Cremins Lab members then sought out biological mechanisms that could bind the ends of the loops together, and found an ideal one in the toolkit of optogenetics. The proteins CIB1 and CRY2, found in Arabidopsis, a flowering plant that’s a common model organism for geneticists, are known to bind together when exposed to blue light.

“Once we turn the light on, these mechanisms begin working in a matter of milliseconds and make loops within four hours,” says Rege. “And when we turn the light off, the proteins disassociate, meaning that we expect the loop to fall apart.”

“There are tens of thousands of DNA loops formed in a cell,” Kim says. “Some are formed slowly, but many are fast, occurring within the span of a second. If we want to study those faster looping mechanisms, we need tools that can act on a comparable time scales.”

As shown in a 2013 Nature Methods paper by fellow Penn bioengineer Lukasz Bugaj, the optical response of the CRY2 protein is a key component of LADL. When the blue light is turned on, CRY2 proteins in cell immediately find one another and bind together into clumps large enough to be seen under magnification. When the light is turned off, the clumps begin to dissolve away.”

Fast acting folding mechanisms also have an advantage in that they lead to fewer perturbations of the surrounding genome, reducing the potential for unintended effects that would add noise to an experiment’s results.

The researchers tested LADL’s ability to create the desired loops using their high-definition 3D genome mapping techniques. With the help of Arjun Raj, an expert in measuring the activity of transcriptional RNA sequences, they also were able to demonstrate that the newly created loops were impacting gene expression.

The promise of the field of 3D-epigenetics is in investigating the relationships between these long-range loops and mechanisms that determine the timing and quantity of the proteins they code for. Being able to engineer those loops means researchers will be able to mimic those mechanisms in experimental conditions, making LADL a critical tool for studying the role of genome folding on a variety of diseases and disorders.
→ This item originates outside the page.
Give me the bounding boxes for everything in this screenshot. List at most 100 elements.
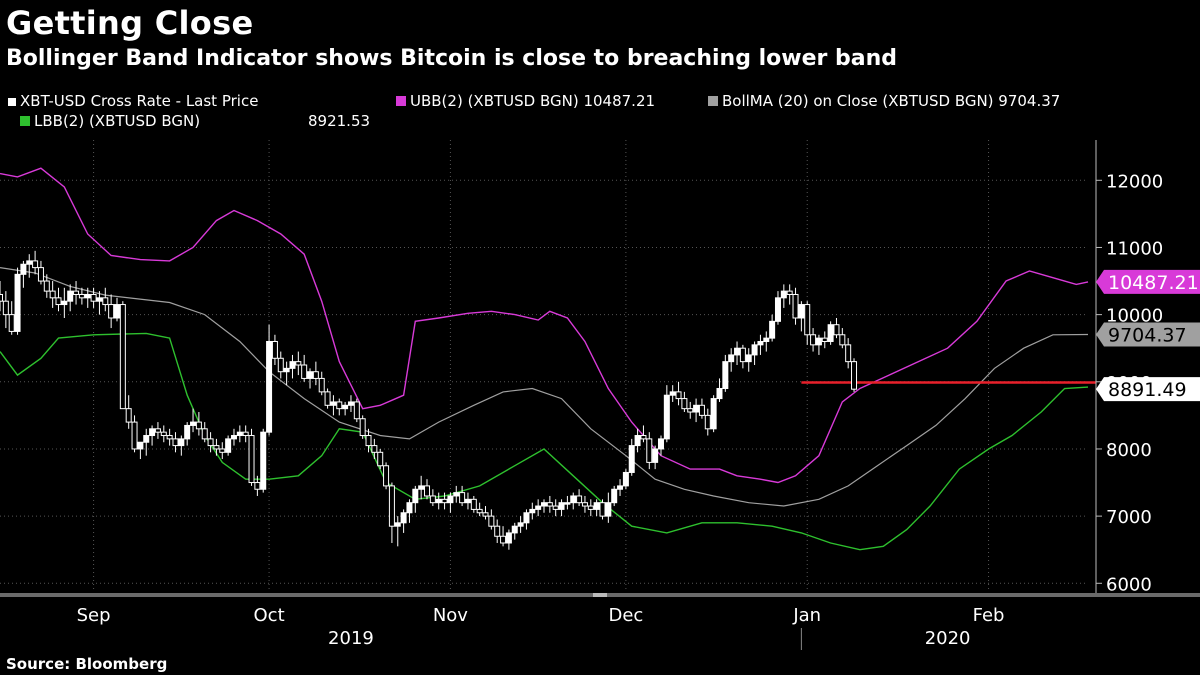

“It is critical to understand the genome structure-function relationship on short timescales because the spatiotemporal regulation of gene expression is essential to faithful human development and because the mis-expression of genes often goes wrong in human disease,” Phillips-Cremins says. “The engineering of genome topology with light opens up new possibilities to understanding the cause-and-effect of this relationship. Moreover we anticipate that, over the long term, the use of light will allow us to target specific human tissues and even to control looping in specific neuron subtypes in the brain.”

The research was supported by the New York Stem Cell Foundation; Alfred P. Sloan Foundation; the National Institutes of Health through its Director’s New Innovator Award from the National Institute of Mental Health, grant no. 1DP2MH11024701, and a 4D Nucleome Common Fund, grant no. 1U01HL1299980; and the National Science Foundation through a joint NSF-National Institute of General Medical Sciences grant to support research at the interface of the biological and mathematical sciences, grant no. 1562665, and a Graduate Research Fellowship, grant no. DGE-1321851.